0:3 hatte der HSV gerade sein Heimspiel gegen den Tabellenvorletzten aus Ingolstadt verloren. Die zuvor zum Endspiel um einen Aufstiegsrang deklarierte Partie war das siebte sieglose Spiel in Folge – und schlimmer noch: es war ein fußballerischer Offenbarungseid, wie man ihn in dieser Form nicht einmal beim 0:5 gegen Regensburg oder beim 0:3 gegen Kiel am ersten Spieltag gesehen hatte. In der bisherigen Rückrundentabelle rutschte der Aufstiegskandidat a.D. auf einen Abstiegsrang – und auf und abseits des Rasens waren Auflösungserscheinungen zu beobachten.

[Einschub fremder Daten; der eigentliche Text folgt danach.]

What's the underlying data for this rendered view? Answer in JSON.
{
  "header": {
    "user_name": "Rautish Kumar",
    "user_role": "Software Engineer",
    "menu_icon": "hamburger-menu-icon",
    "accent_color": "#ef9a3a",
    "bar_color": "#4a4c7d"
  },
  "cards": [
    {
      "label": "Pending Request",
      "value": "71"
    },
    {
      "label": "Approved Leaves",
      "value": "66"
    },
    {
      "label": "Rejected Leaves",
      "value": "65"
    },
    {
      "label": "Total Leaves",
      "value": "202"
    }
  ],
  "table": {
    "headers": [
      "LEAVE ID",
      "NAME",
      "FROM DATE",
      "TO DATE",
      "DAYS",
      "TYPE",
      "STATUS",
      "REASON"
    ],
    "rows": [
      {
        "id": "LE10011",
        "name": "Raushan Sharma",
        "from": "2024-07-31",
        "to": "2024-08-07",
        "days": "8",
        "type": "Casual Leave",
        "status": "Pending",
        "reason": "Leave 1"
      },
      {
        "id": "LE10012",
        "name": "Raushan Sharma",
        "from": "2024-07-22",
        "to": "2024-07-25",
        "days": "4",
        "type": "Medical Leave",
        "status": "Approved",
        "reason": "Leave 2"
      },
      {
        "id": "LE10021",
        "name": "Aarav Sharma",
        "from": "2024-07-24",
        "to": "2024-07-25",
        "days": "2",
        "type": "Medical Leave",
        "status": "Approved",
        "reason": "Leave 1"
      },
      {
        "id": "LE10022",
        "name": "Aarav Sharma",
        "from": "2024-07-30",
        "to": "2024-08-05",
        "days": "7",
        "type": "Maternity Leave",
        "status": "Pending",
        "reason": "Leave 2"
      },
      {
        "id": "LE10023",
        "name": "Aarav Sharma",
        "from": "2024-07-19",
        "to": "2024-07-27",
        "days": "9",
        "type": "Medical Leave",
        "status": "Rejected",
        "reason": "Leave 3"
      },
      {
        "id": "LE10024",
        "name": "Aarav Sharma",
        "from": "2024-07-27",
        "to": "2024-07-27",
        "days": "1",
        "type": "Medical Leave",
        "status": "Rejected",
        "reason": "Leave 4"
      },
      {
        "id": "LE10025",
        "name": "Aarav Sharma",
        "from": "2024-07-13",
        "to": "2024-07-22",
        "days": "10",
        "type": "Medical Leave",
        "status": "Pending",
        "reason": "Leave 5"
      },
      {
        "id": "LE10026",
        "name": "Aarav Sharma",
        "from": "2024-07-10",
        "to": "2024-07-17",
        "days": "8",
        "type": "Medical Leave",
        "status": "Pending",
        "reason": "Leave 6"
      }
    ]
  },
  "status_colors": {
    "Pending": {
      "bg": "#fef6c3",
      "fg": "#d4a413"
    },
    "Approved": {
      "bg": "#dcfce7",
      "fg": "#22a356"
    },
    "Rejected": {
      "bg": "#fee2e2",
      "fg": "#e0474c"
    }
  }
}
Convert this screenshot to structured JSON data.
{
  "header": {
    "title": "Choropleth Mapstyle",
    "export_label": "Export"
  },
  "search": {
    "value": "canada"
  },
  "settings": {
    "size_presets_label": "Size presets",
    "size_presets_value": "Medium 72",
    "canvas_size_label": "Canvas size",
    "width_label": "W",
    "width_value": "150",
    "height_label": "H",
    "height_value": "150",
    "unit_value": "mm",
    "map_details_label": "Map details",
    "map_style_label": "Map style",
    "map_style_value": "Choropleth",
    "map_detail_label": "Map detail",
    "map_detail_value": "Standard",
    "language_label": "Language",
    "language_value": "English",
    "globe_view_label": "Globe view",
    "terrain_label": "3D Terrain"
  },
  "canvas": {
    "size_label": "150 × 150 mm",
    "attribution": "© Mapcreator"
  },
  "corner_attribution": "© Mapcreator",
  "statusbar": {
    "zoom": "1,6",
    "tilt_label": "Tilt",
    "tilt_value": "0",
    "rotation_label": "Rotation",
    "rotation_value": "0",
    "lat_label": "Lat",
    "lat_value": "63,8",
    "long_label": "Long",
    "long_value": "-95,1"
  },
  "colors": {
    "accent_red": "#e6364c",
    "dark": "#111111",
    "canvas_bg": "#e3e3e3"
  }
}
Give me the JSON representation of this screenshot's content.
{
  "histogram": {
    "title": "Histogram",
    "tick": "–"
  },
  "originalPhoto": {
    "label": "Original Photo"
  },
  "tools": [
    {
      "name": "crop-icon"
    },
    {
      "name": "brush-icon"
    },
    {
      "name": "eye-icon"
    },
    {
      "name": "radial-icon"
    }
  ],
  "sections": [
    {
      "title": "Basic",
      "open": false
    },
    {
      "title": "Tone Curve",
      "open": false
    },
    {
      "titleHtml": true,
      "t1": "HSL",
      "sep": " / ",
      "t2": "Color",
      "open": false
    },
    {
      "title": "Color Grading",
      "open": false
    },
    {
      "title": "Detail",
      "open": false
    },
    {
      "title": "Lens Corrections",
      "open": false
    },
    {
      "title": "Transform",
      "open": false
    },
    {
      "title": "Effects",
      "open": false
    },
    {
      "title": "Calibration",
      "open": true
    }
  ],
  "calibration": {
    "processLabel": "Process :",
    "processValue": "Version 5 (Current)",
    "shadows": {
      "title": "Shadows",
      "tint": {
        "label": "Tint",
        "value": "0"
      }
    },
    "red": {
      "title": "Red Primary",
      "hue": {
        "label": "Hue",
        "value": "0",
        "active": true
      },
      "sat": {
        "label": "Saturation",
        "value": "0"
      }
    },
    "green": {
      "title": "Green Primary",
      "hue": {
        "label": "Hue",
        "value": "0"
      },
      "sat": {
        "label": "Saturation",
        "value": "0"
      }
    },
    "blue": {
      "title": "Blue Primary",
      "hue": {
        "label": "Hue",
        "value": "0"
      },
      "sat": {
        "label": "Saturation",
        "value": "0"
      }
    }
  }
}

Ein paar Fans kletterten über den Zaun, Spieler flüchteten in die Kabine und Abwehrmann Rick van Drongelen heulte Rotz und Wasser. Vorstandschef Bernd Hoffmann, Sportchef Ralf Becker und Sportdirektor Michael Mutzel trafen sich zum Krisengipfel, das Aus von Trainer Wolf schien unausweichlich – und trotzdem war am späten Sonnabend nur eines klar: der folgende Tag würde kein Sonntag wie so viele andere Sonntage werden.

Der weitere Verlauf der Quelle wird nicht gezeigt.